As oil continues selloff, Wall Street stumbles
Wall Street was sharply lower on Tuesday as falling oil prices heightened concerns regarding the health of the global economy and investors sought safer investments.
Brent oil fell more than 5 percent, while U.S. crude briefly slid below $30 per barrel, as hopes for a deal between OPEC and Russia on output cuts faded.
Shares of Exxon <XOM.N> fell 3 percent after the oil major reported its smallest quarterly profit in more than a decade. The stock weighed the most on the S&P energy index.

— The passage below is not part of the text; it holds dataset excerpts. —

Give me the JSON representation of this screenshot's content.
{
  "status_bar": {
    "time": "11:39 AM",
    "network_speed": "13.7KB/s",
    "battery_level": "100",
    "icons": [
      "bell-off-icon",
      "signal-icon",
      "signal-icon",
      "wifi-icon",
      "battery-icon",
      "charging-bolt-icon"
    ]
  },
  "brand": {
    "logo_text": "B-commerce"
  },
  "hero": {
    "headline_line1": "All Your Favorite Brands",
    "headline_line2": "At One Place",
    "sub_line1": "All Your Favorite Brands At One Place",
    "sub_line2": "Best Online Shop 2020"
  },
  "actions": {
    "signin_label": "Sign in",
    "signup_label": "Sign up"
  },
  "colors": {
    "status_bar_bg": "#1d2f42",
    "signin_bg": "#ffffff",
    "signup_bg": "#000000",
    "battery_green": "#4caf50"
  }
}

"We still haven't broken the correlation between oil and equities and we are yet to find a bottom in oil prices," said Jeff Carbone, co-founder of Cornerstone Financial Partners in Charlotte, North Carolina.
Carbone said consumer savings from cheap gasoline have failed to translate into higher spending as U.S. consumers opt to pay down debt rather than buy big-ticket items.

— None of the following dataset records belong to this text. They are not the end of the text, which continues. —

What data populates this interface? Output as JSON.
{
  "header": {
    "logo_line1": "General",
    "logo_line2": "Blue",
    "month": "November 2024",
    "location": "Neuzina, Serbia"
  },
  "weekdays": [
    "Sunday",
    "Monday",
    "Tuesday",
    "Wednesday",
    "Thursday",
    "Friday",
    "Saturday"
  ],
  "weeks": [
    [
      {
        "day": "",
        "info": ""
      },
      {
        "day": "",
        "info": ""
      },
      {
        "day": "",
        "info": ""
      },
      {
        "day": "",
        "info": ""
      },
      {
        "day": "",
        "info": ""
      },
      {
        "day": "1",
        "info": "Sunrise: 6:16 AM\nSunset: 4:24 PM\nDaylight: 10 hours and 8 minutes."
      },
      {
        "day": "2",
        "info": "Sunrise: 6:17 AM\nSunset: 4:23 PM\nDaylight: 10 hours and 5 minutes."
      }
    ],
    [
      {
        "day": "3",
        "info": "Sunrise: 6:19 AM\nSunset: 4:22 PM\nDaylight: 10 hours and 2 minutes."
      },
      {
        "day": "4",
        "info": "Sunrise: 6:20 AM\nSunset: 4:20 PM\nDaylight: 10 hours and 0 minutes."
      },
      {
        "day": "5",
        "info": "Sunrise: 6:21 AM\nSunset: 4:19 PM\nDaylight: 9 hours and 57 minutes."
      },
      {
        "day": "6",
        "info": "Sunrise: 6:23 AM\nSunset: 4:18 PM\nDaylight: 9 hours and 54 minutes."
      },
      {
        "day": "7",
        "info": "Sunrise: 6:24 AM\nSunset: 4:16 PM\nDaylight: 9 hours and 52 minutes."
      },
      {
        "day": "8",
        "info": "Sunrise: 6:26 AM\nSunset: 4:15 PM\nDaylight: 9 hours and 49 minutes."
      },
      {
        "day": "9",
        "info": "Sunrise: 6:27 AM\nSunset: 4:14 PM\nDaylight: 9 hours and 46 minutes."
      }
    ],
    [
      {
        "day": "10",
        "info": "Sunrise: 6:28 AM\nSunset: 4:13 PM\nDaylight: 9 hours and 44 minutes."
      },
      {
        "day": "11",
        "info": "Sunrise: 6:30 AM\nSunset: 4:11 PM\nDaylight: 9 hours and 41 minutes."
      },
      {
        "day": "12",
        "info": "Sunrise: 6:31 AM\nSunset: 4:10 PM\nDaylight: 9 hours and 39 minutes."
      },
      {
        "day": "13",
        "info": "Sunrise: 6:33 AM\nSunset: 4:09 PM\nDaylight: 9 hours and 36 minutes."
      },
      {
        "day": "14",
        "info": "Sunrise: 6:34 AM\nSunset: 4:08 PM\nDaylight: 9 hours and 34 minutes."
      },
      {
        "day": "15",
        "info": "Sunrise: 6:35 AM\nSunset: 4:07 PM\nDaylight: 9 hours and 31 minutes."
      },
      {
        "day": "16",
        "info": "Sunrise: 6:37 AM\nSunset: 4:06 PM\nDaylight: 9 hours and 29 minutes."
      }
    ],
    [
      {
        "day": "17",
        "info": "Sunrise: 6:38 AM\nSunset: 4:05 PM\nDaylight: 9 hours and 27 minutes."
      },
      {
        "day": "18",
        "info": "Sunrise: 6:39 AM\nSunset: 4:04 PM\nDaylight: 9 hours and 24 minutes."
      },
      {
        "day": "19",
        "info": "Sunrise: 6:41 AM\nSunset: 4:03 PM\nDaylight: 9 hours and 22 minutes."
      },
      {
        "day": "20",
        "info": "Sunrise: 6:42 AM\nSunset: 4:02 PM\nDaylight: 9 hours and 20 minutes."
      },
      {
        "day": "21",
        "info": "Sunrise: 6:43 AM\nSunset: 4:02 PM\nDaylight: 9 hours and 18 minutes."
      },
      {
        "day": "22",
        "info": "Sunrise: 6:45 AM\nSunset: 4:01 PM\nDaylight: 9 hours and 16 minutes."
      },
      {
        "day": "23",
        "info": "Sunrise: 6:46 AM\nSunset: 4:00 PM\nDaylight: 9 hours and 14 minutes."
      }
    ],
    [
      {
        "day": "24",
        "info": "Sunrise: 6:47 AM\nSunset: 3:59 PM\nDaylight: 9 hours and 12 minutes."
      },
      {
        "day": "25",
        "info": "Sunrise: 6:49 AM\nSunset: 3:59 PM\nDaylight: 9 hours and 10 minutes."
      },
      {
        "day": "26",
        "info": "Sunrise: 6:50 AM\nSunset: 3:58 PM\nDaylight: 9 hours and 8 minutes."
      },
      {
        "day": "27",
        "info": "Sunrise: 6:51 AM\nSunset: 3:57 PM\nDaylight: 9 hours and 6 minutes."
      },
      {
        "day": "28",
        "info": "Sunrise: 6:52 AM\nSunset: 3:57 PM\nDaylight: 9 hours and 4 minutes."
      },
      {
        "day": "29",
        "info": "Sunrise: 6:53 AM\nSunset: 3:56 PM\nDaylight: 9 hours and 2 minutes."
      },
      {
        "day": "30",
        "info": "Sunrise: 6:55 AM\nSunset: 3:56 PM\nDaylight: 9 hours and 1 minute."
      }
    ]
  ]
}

Investors have been concerned about a China-led global economic slowdown and the pace of rate hikes by the U.S. Federal Reserve. The S&P 500 has fallen more than 5 percent this year.
"Investors have been looking at data and while the data has been good, it hasn't been great as they remain concentrated on the negative news."

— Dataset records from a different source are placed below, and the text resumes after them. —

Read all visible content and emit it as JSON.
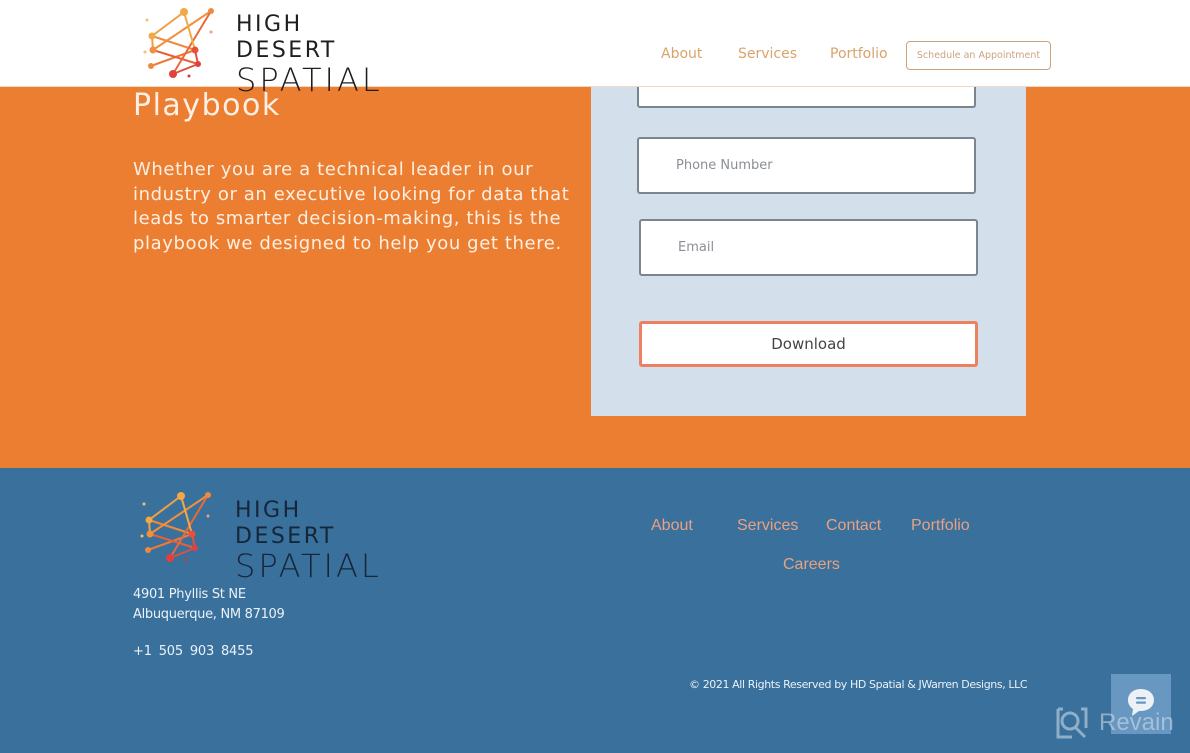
{
  "header": {
    "logo": {
      "line1": "HIGH DESERT",
      "line2": "SPATIAL"
    },
    "nav": [
      {
        "label": "About"
      },
      {
        "label": "Services"
      },
      {
        "label": "Portfolio"
      }
    ],
    "cta_label": "Schedule an Appointment"
  },
  "hero": {
    "title": "Playbook",
    "description": "Whether you are a technical leader in our industry or an executive looking for data that leads to smarter decision-making, this is the playbook we designed to help you get there."
  },
  "form": {
    "top_field_placeholder": "",
    "phone_placeholder": "Phone Number",
    "email_placeholder": "Email",
    "submit_label": "Download"
  },
  "footer": {
    "logo": {
      "line1": "HIGH DESERT",
      "line2": "SPATIAL"
    },
    "address_line1": "4901 Phyllis St NE",
    "address_line2": "Albuquerque, NM 87109",
    "phone": "+1 505  903  8455",
    "nav": [
      {
        "label": "About"
      },
      {
        "label": "Services"
      },
      {
        "label": "Contact"
      },
      {
        "label": "Portfolio"
      },
      {
        "label": "Careers"
      }
    ],
    "copyright": "© 2021 All Rights Reserved by HD Spatial & JWarren Designs, LLC"
  },
  "widgets": {
    "chat_icon": "chat-bubble-icon",
    "watermark": "Revain"
  },
  "colors": {
    "brand_orange": "#EC7E31",
    "footer_blue": "#3A709C",
    "form_panel": "#D3DFEA",
    "nav_text": "#D9A36A",
    "footer_link": "#E8A183",
    "button_border": "#EE8060"
  }
}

The focus now shifts to the January employment numbers due this week. Despite the strong labor market, traders are factoring in only one rate hike this year, not four as earlier estimated.
Investors are also keeping an eye on the U.S. election cycle, with Senator Ted Cruz winning the Republican caucus in Iowa on Monday and Democrat Hillary Clinton narrowly edging out Senator Bernie Sanders.
Scott Clemons, chief investment strategist at Brown Brothers Harriman in New York, said the market will take note as specific policy proposals firm up during the campaign.
At 11:11 a.m. ET the Dow Jones industrial average was down 249.32 points, or 1.52 percent, at 16,199.86, the S&P 500 <.SPX> was down 26.8 points, or 1.38 percent, at 1,912.58 and the Nasdaq Composite index <.IXIC> was down 55.45 points, or 1.2 percent, at 4,564.92.
All 10 major S&P sectors were lower with the energy index's 2.32 percent loss leading the decliners.
With fourth-quarter earnings underway, S&P 500 earnings are expected to have fallen 4.4 percent from a year earlier, according to Thomson Reuters data.
Big names such as Yahoo and Chipotle are scheduled to report results after the close of market.
Alphabet was up 4.7 percent at $806.83 after the internet giant's quarterly profit beat estimates. Alphabet surpassed Apple as the most valuable U.S. company. Apple was down 0.9 percent at $95.46.
Michael Kors was up 18.4 percent at $47.89 after the handbag and accessories maker reported a smaller-than-expected decline in quarterly sales.
Mattel was up 12.4 percent at $30.04 after the toy maker reported a surprise rise in quarterly net sales, its first increase in over two years.
Declining issues outnumbered advancing ones on the NYSE by 2,472 to 491. On the Nasdaq, 2,072 issues fell and 553 advanced.
The S&P 500 index showed seven new 52-week highs and 15 new lows, while the Nasdaq recorded 16 new highs and 73 new lows.